Wednesday 19 February 2014

How does sort actually work?

I talked about sort in my last post, but I started to read more about it and got wondering, how does it actually work?

You can use sort to order lists numerically or lexically. To sort lexically you use the cmp operator within the curly braces:
1.   sort{$a cmp $b}("please", "sort", "this", "list");
and for sorting numerically, you use the <=> operator:
1.   sort{$a <=> $b}(13,2,8,1,3,1,5,21);
What I think this means is that $a and $b refer to the two strings or numbers that are being compared when the algorithm is run. The letter "a" comes before the letter "b" in the alphabet and $a is put in front of $b in the code which means that words beginning with a letter that comes before other words in the alphabet should be sorted in front of those other words. Hopefully this all makes sense and is actually accurate.

Perl 5.6 and earlier used the quicksort algorithm and perl 5.7 and onwards, uses the merge sort algorithm. On wikipedia (http://en.wikipedia.org/wiki/Merge_sort) there's a pretty good animation at the top of the page that shows how merge sort works.

Quicksort - perl 5.6 and earlier

I remember learning this at school and uni and thinking it's pretty cool but also wondering what it was used for. We had to write a program in Java that carried out a quicksort. I should have just submitted one line of perl code...

Quicksort is a divide and conquer algorithm and there are different variations of it based on which position you choose for the pivot (explanation very soon) but I couldn't find out which version was used for sort in perl. So for simplicity, and because it's how I was taught, I'm going to choose the pivot and the value in the middle of the list.
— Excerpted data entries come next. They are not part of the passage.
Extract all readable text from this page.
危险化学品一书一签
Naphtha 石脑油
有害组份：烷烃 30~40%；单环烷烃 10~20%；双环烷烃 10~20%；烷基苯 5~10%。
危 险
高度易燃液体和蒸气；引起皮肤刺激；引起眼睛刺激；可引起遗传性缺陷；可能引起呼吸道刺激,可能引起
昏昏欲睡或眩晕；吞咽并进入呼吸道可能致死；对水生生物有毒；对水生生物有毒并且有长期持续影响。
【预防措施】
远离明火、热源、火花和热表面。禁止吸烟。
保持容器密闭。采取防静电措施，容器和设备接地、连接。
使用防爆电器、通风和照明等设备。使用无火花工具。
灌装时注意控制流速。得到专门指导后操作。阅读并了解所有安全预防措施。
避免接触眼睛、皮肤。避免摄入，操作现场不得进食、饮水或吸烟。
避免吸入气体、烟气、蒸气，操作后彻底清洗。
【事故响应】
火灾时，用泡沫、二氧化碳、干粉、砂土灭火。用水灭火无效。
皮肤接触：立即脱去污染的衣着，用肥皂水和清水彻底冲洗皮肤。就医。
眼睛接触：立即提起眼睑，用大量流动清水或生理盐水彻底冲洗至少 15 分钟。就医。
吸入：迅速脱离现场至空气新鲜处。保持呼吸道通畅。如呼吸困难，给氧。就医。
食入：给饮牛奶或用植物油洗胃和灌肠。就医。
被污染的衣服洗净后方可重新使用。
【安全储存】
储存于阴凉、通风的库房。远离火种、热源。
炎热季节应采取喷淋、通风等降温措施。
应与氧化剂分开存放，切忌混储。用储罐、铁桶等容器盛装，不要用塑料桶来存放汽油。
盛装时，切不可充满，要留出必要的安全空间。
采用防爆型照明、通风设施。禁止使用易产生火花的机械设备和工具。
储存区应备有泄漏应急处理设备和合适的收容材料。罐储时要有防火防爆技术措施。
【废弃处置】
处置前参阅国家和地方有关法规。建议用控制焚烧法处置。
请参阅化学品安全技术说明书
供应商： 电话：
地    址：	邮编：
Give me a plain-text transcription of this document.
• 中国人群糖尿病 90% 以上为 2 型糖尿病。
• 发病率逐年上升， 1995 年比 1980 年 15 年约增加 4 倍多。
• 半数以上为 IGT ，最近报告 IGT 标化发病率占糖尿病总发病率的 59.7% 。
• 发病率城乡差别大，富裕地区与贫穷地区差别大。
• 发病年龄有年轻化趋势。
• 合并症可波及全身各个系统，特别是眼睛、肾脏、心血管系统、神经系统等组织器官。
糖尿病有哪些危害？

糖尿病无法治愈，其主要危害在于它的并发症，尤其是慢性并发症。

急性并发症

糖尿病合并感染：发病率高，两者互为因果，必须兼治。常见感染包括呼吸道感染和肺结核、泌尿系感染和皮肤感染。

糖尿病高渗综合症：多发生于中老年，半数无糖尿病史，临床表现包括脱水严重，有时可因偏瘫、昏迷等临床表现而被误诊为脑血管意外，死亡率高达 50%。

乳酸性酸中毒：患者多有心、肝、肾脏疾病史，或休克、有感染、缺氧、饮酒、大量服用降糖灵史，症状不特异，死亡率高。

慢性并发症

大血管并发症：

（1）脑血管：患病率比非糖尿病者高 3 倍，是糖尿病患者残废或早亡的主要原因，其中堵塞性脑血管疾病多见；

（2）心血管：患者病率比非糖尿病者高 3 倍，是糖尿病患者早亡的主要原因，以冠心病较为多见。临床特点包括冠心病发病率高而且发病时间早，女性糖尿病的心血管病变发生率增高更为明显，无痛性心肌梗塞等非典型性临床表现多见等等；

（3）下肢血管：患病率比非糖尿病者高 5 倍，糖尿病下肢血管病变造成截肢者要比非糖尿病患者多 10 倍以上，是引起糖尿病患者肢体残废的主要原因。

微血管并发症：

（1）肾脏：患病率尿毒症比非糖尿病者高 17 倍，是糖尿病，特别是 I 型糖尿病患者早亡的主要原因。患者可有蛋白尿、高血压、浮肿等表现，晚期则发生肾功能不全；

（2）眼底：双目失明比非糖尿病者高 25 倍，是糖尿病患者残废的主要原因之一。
So we have a list of numbers (assuming we're using numbers and sorting them in ascending numerical order) and the value in the centre of the list is the pivot. All numbers lower than the pivot are put on the left of this pivot and all numbers higher are put on the right. This creates three different lists - numbers lower than the pivot, numbers higher than the pivot and the pivot itself. The pivot list is one element long and is considered sorted so now we need to sort the other two lists in the same way. For each list, a pivot is chosen and again, lower numbers go on the left and higher numbers go on the right. This now creates seven lists. This continues until you have lists containing only one element, putting these lists all together will give one sorted list. Here's an example (please feel free to skip the example if you already know how it works or if it doesn't interest you!):

(4,2,9,6,5,1,8,7,3)

The number in the centre of the list is the pivot.

Starting from the left, numbers lower than 5 are put into one list to the left and numbers higher than 5 are put into another list on the right. 4 is taken out first giving:

(4)  (2,9,6,5,1,8,7,3)

Then 2 is taken out and put in the list on the left:

(4,2) (9,6,5,1,8,7,3)

Then 9:

(4,2) (6,5,1,8,7,3) (9)

This is repeated, excluding the pivot until we have three list with the pivot on its own:

(4,2,1,3)  (5)  (9,6,8,7)

Pivots are now chosen from any lists with more than one element. I think this time, as there is no real middle element, I will use the (n+1)/2th element.

(4,2,1,3)  (5)  (9,6,8,7)

The same is applied starting with the first list - all element lower than one go on the left and all numbers higher than one go on the right:

(1) (4,2,3) (5) (9,6,8,7)

The same is applied to the other list:

(1) (4,2,3) (5) (6,7) (8) (9)

Again, pivots are picked for the lists with more than one element:

(1) (4,2,3) (5) (6,7) (8) (9)

And the same sorting is applied giving:

(1) (2) (3,4) (5) (6) (7) (8) (9)

Then the final list that contains more than one element is sorted:

(1) (2) (3) (4) (5) (6) (7) (8) (9)

Put this all together and you have a sorted list:

(1,2,3,4,5,6,7,8,9)

Merge Sort - perl 5.7 onwards

So all of that wasn't entirely relevant for those of you that have upgraded your perl version since 2002 because from perl 5.6, the sort function has used the merge sort algorithm.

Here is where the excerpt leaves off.